«C’è una lacrima nascosta che nessuno mi sa disegnare». L’aveva intuito già Fabrizio De André, che le lacrime non sono riproducibili. Ovviamente gli scienziati lo sanno da tempo: le lacrime, ingigantite sotto le lenti di un microscopio, hanno forme mai identiche tra loro. E non solo per le diverse composizioni chimiche: più ricche di lisozima oppure più dense di prolactina. Ma per mille ragioni che sfuggono ai più e che non dipendono dalla causa scatenante o dall’identità di chi le produce.

Maurice Mikkers è un ex tecnico di laboratorio olandese appassionato di fotografia delle cose microscopiche. Mentre stava lavorando a un progetto per mostrare la cristallizzazione dei principi attivi di alcuni farmaci nel 2015, Mikkers sbatté un piede contro il tavolo della cucina nella sua casa all’Aia, nei Paesi Bassi. Il dolore improvviso fu tale da fargli lacrimare gli occhi e, visto che aveva un microscopio a portata di mano, decise di raccogliere una lacrima per osservarla e provare a farla asciugare, così da mettere in evidenza i cristalli dei suoi sali. Trovata la giusta combinazione di filtri per far risaltare al meglio le lacrime cristallizzate, Mikkers iniziò a chiedere a parenti, amici e conoscenti di fornirgli qualche lacrima per trovare le differenze. Infine, sviluppò ulteriormente l’idea trasformandola in “Imaginarium of Tears”, un progetto fotografico che lo ha tenuto impegnato nell’ultimo anno e che presto sarà pubblicato in un libro.

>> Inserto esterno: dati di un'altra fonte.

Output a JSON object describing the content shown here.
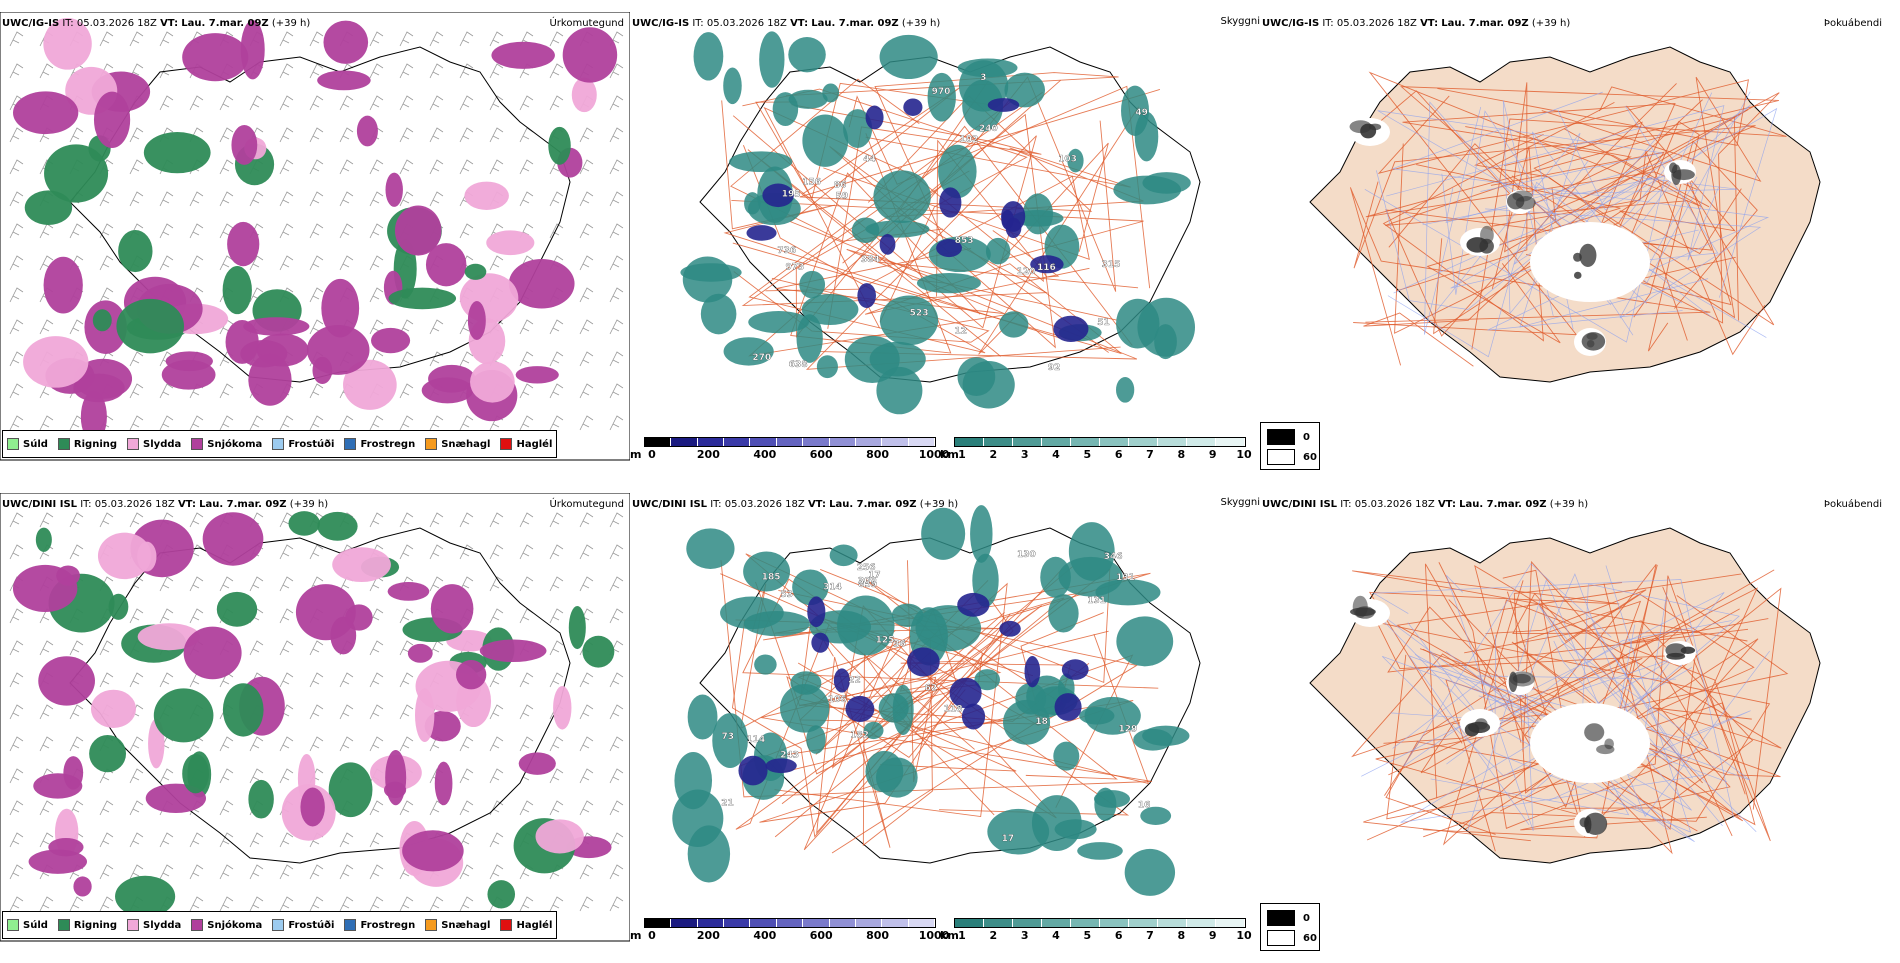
{
  "rows": [
    {
      "precip": {
        "model": "UWC/IG-IS",
        "init_label": "IT:",
        "init": "05.03.2026 18Z",
        "valid_label": "VT:",
        "valid": "Lau. 7.mar. 09Z",
        "lead": "(+39 h)",
        "title": "Úrkomutegund"
      },
      "vis": {
        "model": "UWC/IG-IS",
        "init_label": "IT:",
        "init": "05.03.2026 18Z",
        "valid_label": "VT:",
        "valid": "Lau. 7.mar. 09Z",
        "lead": "(+39 h)",
        "title": "Skyggni",
        "labels": [
          "102",
          "120",
          "384",
          "736",
          "156",
          "523",
          "103",
          "51",
          "12",
          "315",
          "195",
          "49",
          "92",
          "59",
          "270",
          "116",
          "240",
          "973",
          "638",
          "970",
          "853",
          "44",
          "86",
          "3"
        ]
      },
      "fog": {
        "model": "UWC/IG-IS",
        "init_label": "IT:",
        "init": "05.03.2026 18Z",
        "valid_label": "VT:",
        "valid": "Lau. 7.mar. 09Z",
        "lead": "(+39 h)",
        "title": "Þokuábendi"
      }
    },
    {
      "precip": {
        "model": "UWC/DINI ISL",
        "init_label": "IT:",
        "init": "05.03.2026 18Z",
        "valid_label": "VT:",
        "valid": "Lau. 7.mar. 09Z",
        "lead": "(+39 h)",
        "title": "Úrkomutegund"
      },
      "vis": {
        "model": "UWC/DINI ISL",
        "init_label": "IT:",
        "init": "05.03.2026 18Z",
        "valid_label": "VT:",
        "valid": "Lau. 7.mar. 09Z",
        "lead": "(+39 h)",
        "title": "Skyggni",
        "labels": [
          "62",
          "73",
          "185",
          "22",
          "17",
          "131",
          "21",
          "16",
          "18",
          "346",
          "182",
          "114",
          "125",
          "129",
          "243",
          "130",
          "314",
          "256",
          "106",
          "118",
          "131",
          "17",
          "53",
          "859",
          "309",
          "36"
        ]
      },
      "fog": {
        "model": "UWC/DINI ISL",
        "init_label": "IT:",
        "init": "05.03.2026 18Z",
        "valid_label": "VT:",
        "valid": "Lau. 7.mar. 09Z",
        "lead": "(+39 h)",
        "title": "Þokuábendi"
      }
    }
  ],
  "precip_legend": [
    {
      "label": "Súld",
      "color": "#90ee90"
    },
    {
      "label": "Rigning",
      "color": "#2e8b57"
    },
    {
      "label": "Slydda",
      "color": "#f0a8d8"
    },
    {
      "label": "Snjókoma",
      "color": "#b0409c"
    },
    {
      "label": "Frostúði",
      "color": "#9ccbef"
    },
    {
      "label": "Frostregn",
      "color": "#2f6eb5"
    },
    {
      "label": "Snæhagl",
      "color": "#f59a1e"
    },
    {
      "label": "Haglél",
      "color": "#e01010"
    }
  ],
  "cloud_base_bar": {
    "unit": "m",
    "ticks": [
      "0",
      "200",
      "400",
      "600",
      "800",
      "1000"
    ],
    "colors": [
      "#000000",
      "#1a1a80",
      "#2b2b9a",
      "#3a3aa8",
      "#4f4fb5",
      "#6464c0",
      "#7a7acb",
      "#9090d5",
      "#a8a8df",
      "#c0c0ea",
      "#d8d8f3"
    ]
  },
  "visibility_bar": {
    "unit": "km",
    "ticks": [
      "1",
      "2",
      "3",
      "4",
      "5",
      "6",
      "7",
      "8",
      "9",
      "10"
    ],
    "colors": [
      "#2a7f7a",
      "#3d8d88",
      "#509b96",
      "#63a9a4",
      "#76b6b2",
      "#8ac3bf",
      "#a0d0cc",
      "#b8ddda",
      "#d0eae8",
      "#e8f5f4"
    ]
  },
  "fog_legend": [
    {
      "label": "0",
      "color": "#000000"
    },
    {
      "label": "60",
      "color": "#ffffff"
    }
  ],
  "colors": {
    "snow": "#b0409c",
    "rain": "#2e8b57",
    "sleet": "#f0a8d8",
    "vis_teal": "#2e8a84",
    "cloud_blue": "#25258f",
    "land": "#f4dcc8",
    "roads": "#e05a2a",
    "rivers": "#8aa0f0"
  }
}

Fotografando centinaia di lacrime diverse, Mikkers si è reso conto che ognuna è un mondo a parte con cristalli che sembrano fiocchi di neve o minuscole felci, a seconda dei casi. Le variabili sono del resto molte: ognuno di noi produce lacrime praticamente uniche, che a loro volta sono diverse a seconda dei momenti e di ciò che le ha causate. Mikkers chiede a chi vuole farsi fotografare le lacrime di concentrarsi su un’emozione intensa, piacevole o spiacevole, e se proprio non si riesce a ottenere una lacrima, ricorre a qualche soluzione più meccanica: far tagliare una cipolla al soggetto, oppure chiedergli di strapparsi un pelo dal naso.

Mikkers ha spiegato a Quartz che il lavoro per fotografare le lacrime non è comunque semplice: la tecnica con cui le fa cristallizzare e i filtri che utilizza influiscono molto sul risultato finale. Senza questi accorgimenti, il progetto fotografico finirebbe per essere ripetitivo e la resa dipende molto dal modo in cui viene fatta evaporare ogni lacrima.

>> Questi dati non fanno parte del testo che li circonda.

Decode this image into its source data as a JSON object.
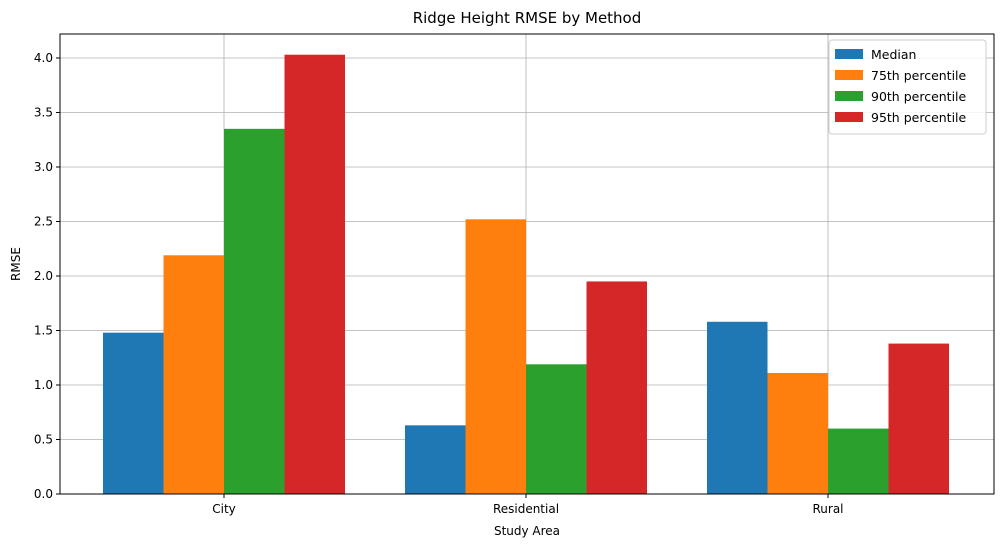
{
  "chart_data": {
    "type": "bar",
    "title": "Ridge Height RMSE by Method",
    "xlabel": "Study Area",
    "ylabel": "RMSE",
    "categories": [
      "City",
      "Residential",
      "Rural"
    ],
    "series": [
      {
        "name": "Median",
        "color": "#1f77b4",
        "values": [
          1.48,
          0.63,
          1.58
        ]
      },
      {
        "name": "75th percentile",
        "color": "#ff7f0e",
        "values": [
          2.19,
          2.52,
          1.11
        ]
      },
      {
        "name": "90th percentile",
        "color": "#2ca02c",
        "values": [
          3.35,
          1.19,
          0.6
        ]
      },
      {
        "name": "95th percentile",
        "color": "#d62728",
        "values": [
          4.03,
          1.95,
          1.38
        ]
      }
    ],
    "ylim": [
      0,
      4.22
    ],
    "yticks": [
      "0.0",
      "0.5",
      "1.0",
      "1.5",
      "2.0",
      "2.5",
      "3.0",
      "3.5",
      "4.0"
    ],
    "grid": true,
    "legend_position": "top-right"
  }
}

Le lacrime che si producono quando si piange per un’emozione hanno una composizione chimica diversa dagli altri tipi di lacrime, prodotte per esempio per cause esterne sull’occhio come i vapori di una cipolla. Le lacrime emozionali contengono alte dosi di ormoni prolattina, ormoni adrenocorticotropo, la leu-encefalina, il manganese e il potassio. Ancora oggi non è stata trovata una risposta definitiva su composizione, funzione e origine di questo tipo di lacrime. Per alcuni ricercatori si tratta semplicemente di una risposta al dolore provato, anche non direttamente in forma fisica, mentre per altri le lacrime emozionali servono per comunicare in modo non verbale una fase di disagio e la necessità di farsi comprendere. Altre ricerche si sono concentrate sulla produzione di ormoni durante il pianto che permette di ridurre lo stress, cosa che spiegherebbe perché di solito dopo un pianto ci si sente meglio, o meno peggio.